Mpox : l’INSP renforce la surveillance après de nouvelles alertes signalées au Kasaï

L’Institut national de santé publique (INSP) renforce les mécanismes de surveillance et de riposte contre la Mpox en République démocratique du Congo, après l’apparition de nouvelles alertes dans plusieurs provinces, notamment au Kasaï.

La situation a été au centre de la réunion de coordination stratégique tenue ce lundi à l’INSP, dans le cadre de la 36ᵉ semaine épidémiologique. Les échanges ont notamment porté sur l’évolution de la situation épidémiologique et sur les mesures à renforcer afin d’assurer une détection rapide et une réponse efficace aux éventuels nouveaux cas.

Dans la province du Kasaï, plusieurs personnes présentant des signes compatibles avec la Mpox ont été signalées dans la zone de santé de Luebo. Des échantillons ont été prélevés et transmis au laboratoire pour analyses. Les résultats permettront de confirmer ou non ces alertes.

Face à cette situation, le directeur général de l’INSP rassure quant à la capacité du système national de santé à répondre à d’éventuelles nouvelles chaînes de transmission. Il insiste sur la nécessité de maintenir une surveillance épidémiologique renforcée, d’assurer la détection précoce des cas et de déployer rapidement les équipes d’intervention dans les zones concernées.

La vaccination fait également partie des stratégies retenues dans la riposte, notamment pour protéger les personnes les plus exposées et réduire le risque de transmission du virus.

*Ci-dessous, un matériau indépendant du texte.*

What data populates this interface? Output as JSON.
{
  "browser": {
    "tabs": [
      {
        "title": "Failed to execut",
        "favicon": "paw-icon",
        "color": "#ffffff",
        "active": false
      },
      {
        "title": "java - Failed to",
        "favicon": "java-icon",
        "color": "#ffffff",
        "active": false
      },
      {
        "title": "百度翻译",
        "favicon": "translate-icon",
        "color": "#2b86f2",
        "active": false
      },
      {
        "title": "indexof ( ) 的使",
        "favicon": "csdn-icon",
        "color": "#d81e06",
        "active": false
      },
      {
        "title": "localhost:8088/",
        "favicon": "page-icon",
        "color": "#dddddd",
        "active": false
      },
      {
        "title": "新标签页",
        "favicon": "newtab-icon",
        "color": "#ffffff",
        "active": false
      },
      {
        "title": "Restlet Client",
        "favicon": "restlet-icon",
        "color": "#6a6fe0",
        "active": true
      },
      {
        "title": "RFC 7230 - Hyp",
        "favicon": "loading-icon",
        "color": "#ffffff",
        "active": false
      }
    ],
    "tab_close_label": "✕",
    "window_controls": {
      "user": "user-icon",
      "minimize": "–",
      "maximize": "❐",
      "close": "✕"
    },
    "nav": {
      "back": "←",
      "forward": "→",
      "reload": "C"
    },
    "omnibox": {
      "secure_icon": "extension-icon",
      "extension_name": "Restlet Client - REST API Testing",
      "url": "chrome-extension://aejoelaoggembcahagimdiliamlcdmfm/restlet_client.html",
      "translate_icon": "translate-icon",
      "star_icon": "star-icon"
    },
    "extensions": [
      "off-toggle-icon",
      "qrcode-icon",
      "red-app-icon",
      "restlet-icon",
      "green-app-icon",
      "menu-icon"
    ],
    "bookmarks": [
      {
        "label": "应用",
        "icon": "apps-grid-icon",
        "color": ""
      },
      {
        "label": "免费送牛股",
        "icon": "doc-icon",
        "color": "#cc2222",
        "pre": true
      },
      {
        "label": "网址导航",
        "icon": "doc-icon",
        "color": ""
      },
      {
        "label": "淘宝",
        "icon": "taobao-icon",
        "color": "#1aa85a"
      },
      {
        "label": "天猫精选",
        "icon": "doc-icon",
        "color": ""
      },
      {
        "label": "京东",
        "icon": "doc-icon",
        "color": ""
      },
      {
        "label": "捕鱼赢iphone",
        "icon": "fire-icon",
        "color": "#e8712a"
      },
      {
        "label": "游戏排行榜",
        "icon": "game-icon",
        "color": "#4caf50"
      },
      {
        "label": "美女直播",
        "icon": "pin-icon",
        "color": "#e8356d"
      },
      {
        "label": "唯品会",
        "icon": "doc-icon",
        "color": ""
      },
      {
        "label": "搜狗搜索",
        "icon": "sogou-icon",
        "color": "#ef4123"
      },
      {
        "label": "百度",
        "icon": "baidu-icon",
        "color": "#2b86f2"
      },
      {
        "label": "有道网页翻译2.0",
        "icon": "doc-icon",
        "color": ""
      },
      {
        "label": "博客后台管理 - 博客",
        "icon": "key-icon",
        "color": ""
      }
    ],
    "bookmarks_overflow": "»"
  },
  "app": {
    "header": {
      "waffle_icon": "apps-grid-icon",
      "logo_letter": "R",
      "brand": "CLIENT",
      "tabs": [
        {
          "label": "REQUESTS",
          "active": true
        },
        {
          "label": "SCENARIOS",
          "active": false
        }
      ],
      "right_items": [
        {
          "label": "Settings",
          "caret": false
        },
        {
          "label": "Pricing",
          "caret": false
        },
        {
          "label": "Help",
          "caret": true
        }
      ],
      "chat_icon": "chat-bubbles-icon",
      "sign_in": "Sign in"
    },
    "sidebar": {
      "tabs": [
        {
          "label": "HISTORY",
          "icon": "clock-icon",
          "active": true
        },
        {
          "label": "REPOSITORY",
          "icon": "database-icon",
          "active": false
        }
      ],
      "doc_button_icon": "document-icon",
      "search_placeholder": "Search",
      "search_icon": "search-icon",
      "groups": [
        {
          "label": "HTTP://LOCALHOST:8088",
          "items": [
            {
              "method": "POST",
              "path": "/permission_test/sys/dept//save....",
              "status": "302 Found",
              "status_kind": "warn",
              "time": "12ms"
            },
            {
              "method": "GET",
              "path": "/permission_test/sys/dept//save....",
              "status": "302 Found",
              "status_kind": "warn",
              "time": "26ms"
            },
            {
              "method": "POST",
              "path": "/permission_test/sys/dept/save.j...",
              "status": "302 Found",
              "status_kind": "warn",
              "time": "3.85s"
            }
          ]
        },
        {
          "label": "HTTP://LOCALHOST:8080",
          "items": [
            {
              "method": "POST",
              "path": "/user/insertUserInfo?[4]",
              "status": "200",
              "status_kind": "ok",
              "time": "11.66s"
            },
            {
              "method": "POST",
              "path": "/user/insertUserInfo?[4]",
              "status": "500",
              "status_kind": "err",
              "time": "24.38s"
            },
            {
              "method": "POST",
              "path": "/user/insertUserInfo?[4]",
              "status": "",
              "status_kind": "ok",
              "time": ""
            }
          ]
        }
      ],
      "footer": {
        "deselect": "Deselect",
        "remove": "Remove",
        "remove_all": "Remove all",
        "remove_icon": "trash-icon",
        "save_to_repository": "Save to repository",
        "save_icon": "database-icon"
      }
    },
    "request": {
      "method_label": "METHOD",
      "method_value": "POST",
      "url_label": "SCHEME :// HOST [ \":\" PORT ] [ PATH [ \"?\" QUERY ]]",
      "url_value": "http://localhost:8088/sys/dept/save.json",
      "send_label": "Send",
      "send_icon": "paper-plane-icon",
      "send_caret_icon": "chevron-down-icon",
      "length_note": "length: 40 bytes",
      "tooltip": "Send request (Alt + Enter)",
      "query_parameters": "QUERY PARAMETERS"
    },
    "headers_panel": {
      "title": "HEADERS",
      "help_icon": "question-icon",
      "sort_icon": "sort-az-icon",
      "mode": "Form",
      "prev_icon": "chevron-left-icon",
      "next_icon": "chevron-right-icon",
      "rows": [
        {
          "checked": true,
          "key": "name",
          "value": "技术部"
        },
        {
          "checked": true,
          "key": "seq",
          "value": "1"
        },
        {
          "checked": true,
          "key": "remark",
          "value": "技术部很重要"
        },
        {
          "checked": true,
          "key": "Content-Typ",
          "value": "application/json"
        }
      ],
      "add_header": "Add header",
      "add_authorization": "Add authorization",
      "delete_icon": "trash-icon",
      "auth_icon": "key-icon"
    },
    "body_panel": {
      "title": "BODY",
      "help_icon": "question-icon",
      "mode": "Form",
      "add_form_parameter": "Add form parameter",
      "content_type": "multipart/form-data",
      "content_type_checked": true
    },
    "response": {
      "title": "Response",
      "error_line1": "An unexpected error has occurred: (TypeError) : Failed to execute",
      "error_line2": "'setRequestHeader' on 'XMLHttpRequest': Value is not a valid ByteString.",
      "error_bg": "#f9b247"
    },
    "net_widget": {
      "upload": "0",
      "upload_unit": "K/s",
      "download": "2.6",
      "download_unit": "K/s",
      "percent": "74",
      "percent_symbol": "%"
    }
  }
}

Bien que la Mpox ne soit plus considérée comme une urgence nationale de santé publique depuis avril 2026, les nouvelles alertes enregistrées dans certaines provinces imposent, selon les autorités sanitaires, le maintien d’une vigilance accrue.

La population est ainsi appelée à ne pas céder à la panique, mais à observer les mesures de prévention. Il est notamment recommandé d’éviter les contacts physiques rapprochés avec toute personne présentant des lésions suspectes, de se laver régulièrement les mains, de ne pas manipuler les lésions ni les objets potentiellement contaminés et de consulter rapidement un centre de santé en cas de symptômes évocateurs.

Pour l’INSP, la collaboration de la population demeure essentielle pour identifier rapidement les cas suspects et interrompre d’éventuelles chaînes de transmission.

À travers cette coordination stratégique, l’Institut national de santé publique entend maintenir la vigilance et renforcer la capacité de réponse du pays face aux alertes sanitaires.